May 23, 2013

PHASE 2: The Blue Cabinet

I am looking for my blue cabinet. Like this:

  
Weary, chipped,..... and so full of character.

I lived with this one for a vacation week in Mendocino last summer. As you see, the rest of the kitchen is modern, Danish clean, and obviously a choice owner Ron made to update what is essentially an1880's shanty.
Mendo's Garden Cottage


But this playful piece matches nothing else in the sleek creme and white kitchen. It just has to have a story around it. But I didn't want to ask Ron, in case it wasn't as provocative as my own musings about Mendo's past.





I know just where I want my cabinet to go in my kitchen.
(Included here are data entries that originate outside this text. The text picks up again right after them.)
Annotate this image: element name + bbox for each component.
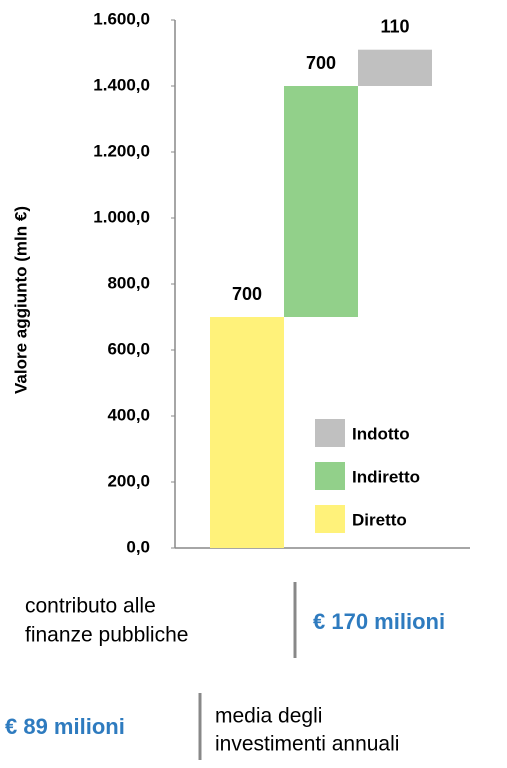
legend-swatch bbox=[315, 462, 345, 490]
note-text: media degli bbox=[215, 705, 322, 728]
y-tick-label: 600,0 bbox=[107, 339, 150, 358]
y-axis-label: Valore aggiunto (mln €) bbox=[11, 206, 30, 394]
legend-label: Indiretto bbox=[352, 467, 420, 486]
y-tick-label: 1.200,0 bbox=[93, 141, 150, 160]
y-tick-label: 200,0 bbox=[107, 471, 150, 490]
note-text: contributo alle bbox=[25, 595, 156, 618]
bar bbox=[210, 317, 284, 548]
legend-label: Indotto bbox=[352, 424, 410, 443]
bar bbox=[358, 49, 432, 86]
y-tick-label: 800,0 bbox=[107, 273, 150, 292]
data-label: 110 bbox=[380, 16, 409, 36]
legend-swatch bbox=[315, 505, 345, 533]
note-amount: € 170 milioni bbox=[313, 609, 445, 634]
note-text: finanze pubbliche bbox=[25, 624, 188, 647]
y-tick-label: 400,0 bbox=[107, 405, 150, 424]
y-tick-label: 1.400,0 bbox=[93, 75, 150, 94]
y-tick-label: 1.600,0 bbox=[93, 9, 150, 28]
legend-swatch bbox=[315, 419, 345, 447]
note-amount: € 89 milioni bbox=[5, 714, 125, 739]
note-text: investimenti annuali bbox=[215, 733, 399, 756]
y-tick-label: 1.000,0 bbox=[93, 207, 150, 226]
bar bbox=[284, 86, 358, 317]
y-tick-label: 0,0 bbox=[126, 537, 150, 556]
legend-label: Diretto bbox=[352, 510, 407, 529]
data-label: 700 bbox=[232, 284, 262, 304]
data-label: 700 bbox=[306, 53, 336, 73]
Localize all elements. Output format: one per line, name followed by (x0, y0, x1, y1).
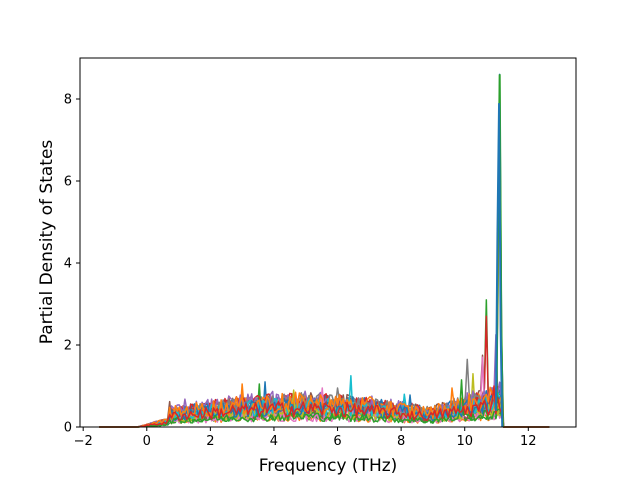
series-group (99, 73, 550, 428)
y-axis-ticks: 0 2 4 6 8 (64, 93, 80, 436)
y-tick-label: 0 (64, 421, 72, 436)
plot-area (79, 57, 577, 428)
y-axis-label: Partial Density of States (37, 140, 57, 345)
y-tick-label: 2 (64, 339, 72, 354)
x-axis-ticks: −2 0 2 4 6 8 10 12 (74, 427, 537, 449)
x-tick-label: 8 (397, 434, 405, 449)
x-tick-label: 4 (270, 434, 278, 449)
dos-series-line (99, 379, 550, 428)
x-tick-label: −2 (74, 434, 93, 449)
y-tick-label: 4 (64, 257, 72, 272)
x-tick-label: 12 (520, 434, 537, 449)
x-tick-label: 10 (456, 434, 473, 449)
x-tick-label: 6 (333, 434, 341, 449)
x-tick-label: 2 (206, 434, 214, 449)
x-axis-label: Frequency (THz) (259, 456, 398, 476)
y-tick-label: 6 (64, 175, 72, 190)
dos-series-line (99, 385, 550, 428)
x-tick-label: 0 (143, 434, 151, 449)
dos-peak-line (494, 103, 504, 428)
y-tick-label: 8 (64, 93, 72, 108)
axes-frame (79, 57, 577, 428)
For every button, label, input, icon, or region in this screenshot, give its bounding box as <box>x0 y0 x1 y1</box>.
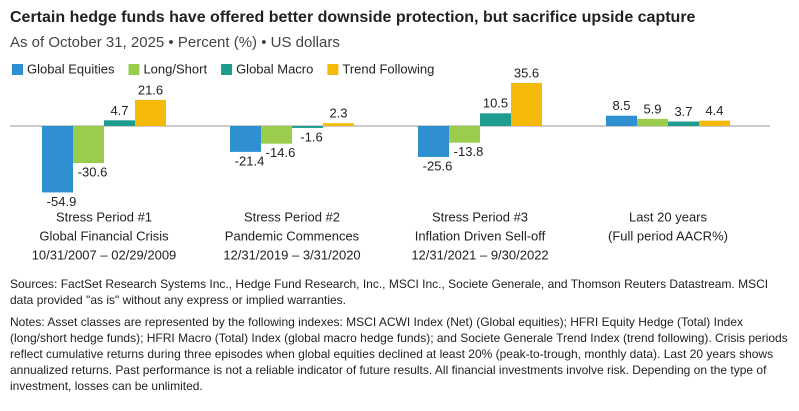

Here in that little recessed niche over the housemate fridge:











I love how the rich color says, "Look at me! Aren't I special?" More than that, in my kitchen it will say, "Loni lives here, and this gives you a hint about who she is." I see mine as green. Glass doors would be fun, but I'll take the character that I find and let it create its own story.

Since all my Phase 2 drawings are finally done and ready for Tim, I went shopping at Urban Ore, our local salvage recycling yard, or as they call it their Eco-Park.  No luck. But I'm still hoping to find other opportunities and places where I might find it. I could buy an inexpensive IKEA 30"x24" cabinet, distress, and antique it with my table milk paint. Won't have the period piece feel quite, so I'm holding out. It's an on-going hunt that I am enjoying between other tasks, and hopefully another weekend project that will have its own resonant feeling of putting myself into my house, as this Christmas table project did.



And I will write more about The Garden Cottage too. It's an example that can teach us how to use groups of buildings to achieve an amazing, and wonderfully intimate sense of "home." Ron has done many creative things to make the place unique and welcoming. It's an inspiring case study with many lessons.